I think we have three different categories of assistants:

  • Digital assistants - this is basically what we have now. They are able to perform very basic tasks like setting reminders (without context), playing music, and asking trivia questions (again, pretty much without context).
  • Virtual assistants - this is what most people seem to think that we have now and what we’d most benefit from. I need an assistant to make my life easier, not just answer trivia questions. Usefulness is what I desire and yet the debate seem to be over how many reminders and timers you can set.
  • Personal assistants - this is surely where the technology is going, but my guess is as good as yours as to how far in the future it will be. In order to offer true usefulness, our assistants needs to understand far greater context than what they currently can. Ideally, I’d like to say “Book me a flight for the Keystone meeting next Wednesday”. This personal assistant would then need to know that the meeting is in Oslo, so I would prefer to fly out of Copenhagen and not Malmö. Malmö is technically closer, but wouldn’t offer a direct flight and that’s how I prefer to travel. It would know my airline preferences and that I always book a refundable ticket with a window seat. It would then check alternatives and, depending on price and time, select the most suitable option. If there’s a question, it would be able to ask me, but not if I’m already talking to someone.

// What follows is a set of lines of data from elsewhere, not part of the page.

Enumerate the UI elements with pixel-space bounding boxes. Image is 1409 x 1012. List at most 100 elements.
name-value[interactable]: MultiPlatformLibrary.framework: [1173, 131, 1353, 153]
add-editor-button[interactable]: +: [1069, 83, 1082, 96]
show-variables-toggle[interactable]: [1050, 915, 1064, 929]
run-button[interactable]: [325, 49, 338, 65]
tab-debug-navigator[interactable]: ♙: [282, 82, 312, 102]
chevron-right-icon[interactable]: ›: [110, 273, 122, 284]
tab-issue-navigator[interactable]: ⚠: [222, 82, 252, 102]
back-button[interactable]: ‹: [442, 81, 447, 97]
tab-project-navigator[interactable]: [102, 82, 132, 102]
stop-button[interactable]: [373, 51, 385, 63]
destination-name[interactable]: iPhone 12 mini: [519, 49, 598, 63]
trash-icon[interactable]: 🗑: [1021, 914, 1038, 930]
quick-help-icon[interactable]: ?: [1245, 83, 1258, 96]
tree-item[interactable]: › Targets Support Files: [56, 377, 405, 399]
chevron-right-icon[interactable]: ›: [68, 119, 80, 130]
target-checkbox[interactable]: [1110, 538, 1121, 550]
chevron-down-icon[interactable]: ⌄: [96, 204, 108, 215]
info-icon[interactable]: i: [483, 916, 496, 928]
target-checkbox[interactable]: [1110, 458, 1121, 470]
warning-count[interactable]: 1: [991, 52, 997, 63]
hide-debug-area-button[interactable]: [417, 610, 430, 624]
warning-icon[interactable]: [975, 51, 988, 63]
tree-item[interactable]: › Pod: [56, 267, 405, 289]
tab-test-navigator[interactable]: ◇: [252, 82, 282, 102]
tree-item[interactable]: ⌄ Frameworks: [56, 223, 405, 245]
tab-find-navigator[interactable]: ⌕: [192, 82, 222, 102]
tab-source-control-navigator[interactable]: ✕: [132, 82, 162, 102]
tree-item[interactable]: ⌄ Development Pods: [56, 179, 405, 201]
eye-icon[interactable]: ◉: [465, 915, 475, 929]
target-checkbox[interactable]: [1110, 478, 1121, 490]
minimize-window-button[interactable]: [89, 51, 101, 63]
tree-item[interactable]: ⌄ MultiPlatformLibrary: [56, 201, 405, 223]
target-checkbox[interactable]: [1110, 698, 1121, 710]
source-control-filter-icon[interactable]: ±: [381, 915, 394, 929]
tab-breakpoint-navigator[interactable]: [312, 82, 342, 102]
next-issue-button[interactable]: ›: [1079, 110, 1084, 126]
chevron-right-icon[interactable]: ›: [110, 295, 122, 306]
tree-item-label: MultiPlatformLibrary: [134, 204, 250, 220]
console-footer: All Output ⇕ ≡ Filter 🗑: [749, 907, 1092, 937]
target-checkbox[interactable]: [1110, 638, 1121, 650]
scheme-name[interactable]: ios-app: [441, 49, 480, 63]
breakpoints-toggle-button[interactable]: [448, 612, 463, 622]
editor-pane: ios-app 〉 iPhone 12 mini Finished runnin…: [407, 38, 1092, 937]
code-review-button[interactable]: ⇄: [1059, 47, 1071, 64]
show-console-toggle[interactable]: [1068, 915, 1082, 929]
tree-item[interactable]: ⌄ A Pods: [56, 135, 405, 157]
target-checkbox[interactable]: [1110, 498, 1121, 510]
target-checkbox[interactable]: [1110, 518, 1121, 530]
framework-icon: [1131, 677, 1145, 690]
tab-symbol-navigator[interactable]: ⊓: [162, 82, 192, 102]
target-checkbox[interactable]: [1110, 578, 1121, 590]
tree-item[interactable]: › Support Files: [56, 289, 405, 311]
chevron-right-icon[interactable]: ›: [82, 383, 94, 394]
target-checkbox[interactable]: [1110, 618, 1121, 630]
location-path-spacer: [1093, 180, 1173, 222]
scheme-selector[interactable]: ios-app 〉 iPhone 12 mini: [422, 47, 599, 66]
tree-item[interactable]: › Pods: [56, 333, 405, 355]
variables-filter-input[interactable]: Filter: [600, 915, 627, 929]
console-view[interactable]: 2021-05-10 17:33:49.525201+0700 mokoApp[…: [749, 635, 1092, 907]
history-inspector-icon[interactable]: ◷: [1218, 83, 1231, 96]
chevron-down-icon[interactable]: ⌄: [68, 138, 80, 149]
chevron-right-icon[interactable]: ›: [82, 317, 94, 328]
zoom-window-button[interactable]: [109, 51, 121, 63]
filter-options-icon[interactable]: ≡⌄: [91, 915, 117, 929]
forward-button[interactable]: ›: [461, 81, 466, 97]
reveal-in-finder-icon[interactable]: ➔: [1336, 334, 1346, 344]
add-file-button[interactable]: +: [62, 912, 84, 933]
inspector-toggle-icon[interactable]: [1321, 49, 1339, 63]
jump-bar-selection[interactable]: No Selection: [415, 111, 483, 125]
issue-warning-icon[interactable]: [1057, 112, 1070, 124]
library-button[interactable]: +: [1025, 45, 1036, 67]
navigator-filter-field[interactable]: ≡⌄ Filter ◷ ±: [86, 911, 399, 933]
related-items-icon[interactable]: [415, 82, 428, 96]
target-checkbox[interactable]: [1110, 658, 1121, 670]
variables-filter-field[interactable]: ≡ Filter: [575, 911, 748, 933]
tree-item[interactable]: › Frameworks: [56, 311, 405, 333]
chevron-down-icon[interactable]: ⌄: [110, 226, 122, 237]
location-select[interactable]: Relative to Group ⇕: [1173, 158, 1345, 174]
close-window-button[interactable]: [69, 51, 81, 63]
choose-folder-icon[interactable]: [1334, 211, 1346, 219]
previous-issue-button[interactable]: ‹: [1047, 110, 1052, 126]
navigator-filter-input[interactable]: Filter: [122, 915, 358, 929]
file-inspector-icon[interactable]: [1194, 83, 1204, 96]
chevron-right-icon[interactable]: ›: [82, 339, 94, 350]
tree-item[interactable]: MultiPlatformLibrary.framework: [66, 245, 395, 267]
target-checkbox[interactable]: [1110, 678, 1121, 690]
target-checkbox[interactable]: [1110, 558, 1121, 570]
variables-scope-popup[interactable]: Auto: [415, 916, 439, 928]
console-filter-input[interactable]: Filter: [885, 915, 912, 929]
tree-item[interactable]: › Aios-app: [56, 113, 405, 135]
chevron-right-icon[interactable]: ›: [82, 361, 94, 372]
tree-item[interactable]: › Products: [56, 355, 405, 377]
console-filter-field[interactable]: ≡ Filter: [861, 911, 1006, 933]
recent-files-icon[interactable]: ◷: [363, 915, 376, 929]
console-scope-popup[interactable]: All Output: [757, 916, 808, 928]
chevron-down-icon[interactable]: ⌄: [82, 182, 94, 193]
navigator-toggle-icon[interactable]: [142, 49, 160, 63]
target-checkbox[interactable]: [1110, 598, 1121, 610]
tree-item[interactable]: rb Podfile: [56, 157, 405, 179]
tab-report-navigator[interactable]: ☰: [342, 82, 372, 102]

Between touchscreens and voice, most people in the future won’t even know how to touch-type, and typing will go back to being a specialist practitioner’s skill, limited to long-form authors, programmers, and (perhaps) antiquarian hipsters who also own fixies and roast their own coffee. My 2-year-old daughter will likely never learn how to drive (and every pedal-to-the-metal, "flooring it" driving analogy will be lost on her), instead issuing voice commands to her self-driving car. And she’ll also not know what QWERTY is, or have her left pinkie wired to the mental notion of the letter "Q," as I do so subconsciously I reach for it without even thinking. Instead, she’ll speak into an empty room and expect the global hive-mind, along with its AI handmaidens, to answer. How Podcasts and Voice Technology are Changing How We Navigate the World

There is no doubt that voice will be the primary input of the future, but it has a really long way to go. From a UX-designer’s perspective, I find it inspiring (and somewhat comforting) to know that as my career continues, there’ll be a ton of new scenarios and challenges for me to face.